Есть ли выход из нынешней ситуации неверия в альтернативы и массовой помешанности на конце света? На индивидуальном уровне люди не способны предвидеть будущие изменения своей личности и все равно неизбежно меняются; общество, глобальные представления и мировой порядок, несомненно, также не избегнут перемен. Можем мы, однако, рационально направлять изменения и целенаправленно создавать новый мир? Возвращение в Эдем больших нарративов и твердой веры в идеологии уже невозможно (в конце концов, эта вера была потеряна не просто так). Интеллектуально мы не сможем принять никакой проект будущего, апеллирующий к исторической неизбежности, к «законам» общественного развития, к смыслу исторического процесса.
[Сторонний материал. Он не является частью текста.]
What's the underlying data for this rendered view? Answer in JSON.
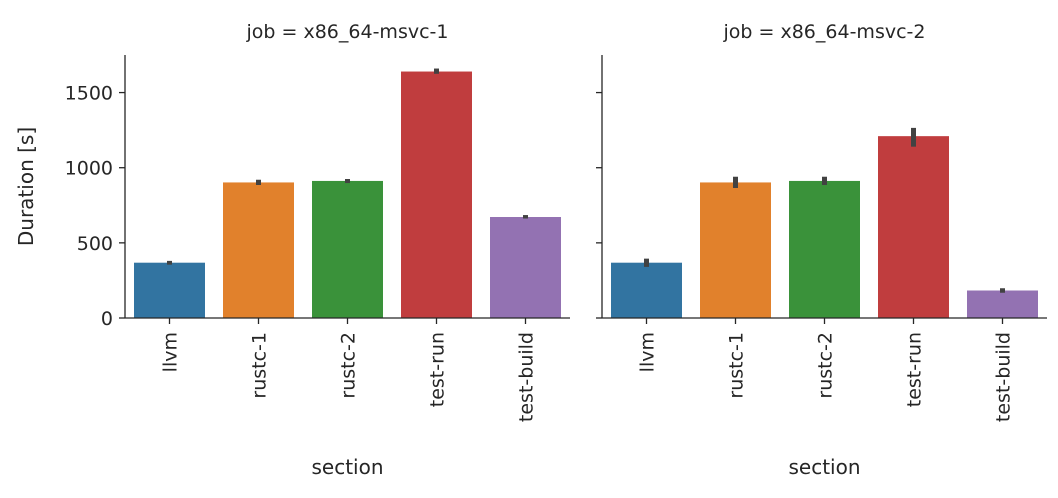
{
  "chart_data": [
    {
      "type": "bar",
      "title": "job = x86_64-msvc-1",
      "xlabel": "section",
      "ylabel": "Duration [s]",
      "ylim": [
        0,
        1750
      ],
      "yticks": [
        0,
        500,
        1000,
        1500
      ],
      "grid": false,
      "categories": [
        "llvm",
        "rustc-1",
        "rustc-2",
        "test-run",
        "test-build"
      ],
      "values": [
        368,
        902,
        912,
        1640,
        672
      ],
      "error_low": [
        355,
        885,
        898,
        1625,
        662
      ],
      "error_high": [
        380,
        920,
        925,
        1660,
        685
      ],
      "colors": [
        "#3274a1",
        "#e1812c",
        "#3a923a",
        "#c03d3e",
        "#9372b2"
      ]
    },
    {
      "type": "bar",
      "title": "job = x86_64-msvc-2",
      "xlabel": "section",
      "ylabel": "",
      "ylim": [
        0,
        1750
      ],
      "yticks": [
        0,
        500,
        1000,
        1500
      ],
      "grid": false,
      "categories": [
        "llvm",
        "rustc-1",
        "rustc-2",
        "test-run",
        "test-build"
      ],
      "values": [
        368,
        902,
        912,
        1210,
        183
      ],
      "error_low": [
        340,
        865,
        885,
        1140,
        168
      ],
      "error_high": [
        395,
        940,
        940,
        1265,
        198
      ],
      "colors": [
        "#3274a1",
        "#e1812c",
        "#3a923a",
        "#c03d3e",
        "#9372b2"
      ]
    }
  ]
}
Это проблематизирует любые попытки предвидеть и приблизить новый мир, но дает свободу, невозможную в рамках любой необходимости (метафизической, этической или исторической). Такая общественная установка неплохо сочетается с дарвинизмом, постулирующим случайность жизни и сознания. Эта картина может пугать, вынуждая искать и бесплодно надеяться на большее, на вселенную со смыслом, но, как пишет американский философ Питер Годфри-Смит, может и давать особое чувство свободы. Однако эту свободу, как личную, так и общественную невозможно реализовать без простейших материальных условий, без ухода от борьбы за выживание. Именно здесь нам и следует искать новый проект будущего. В мире без необходимости, без заранее предсказанного будущего, мы должны стремиться к тому, чтобы у максимального количества людей была физическая, интеллектуальная и духовная возможность использовать эти разные формы свободы.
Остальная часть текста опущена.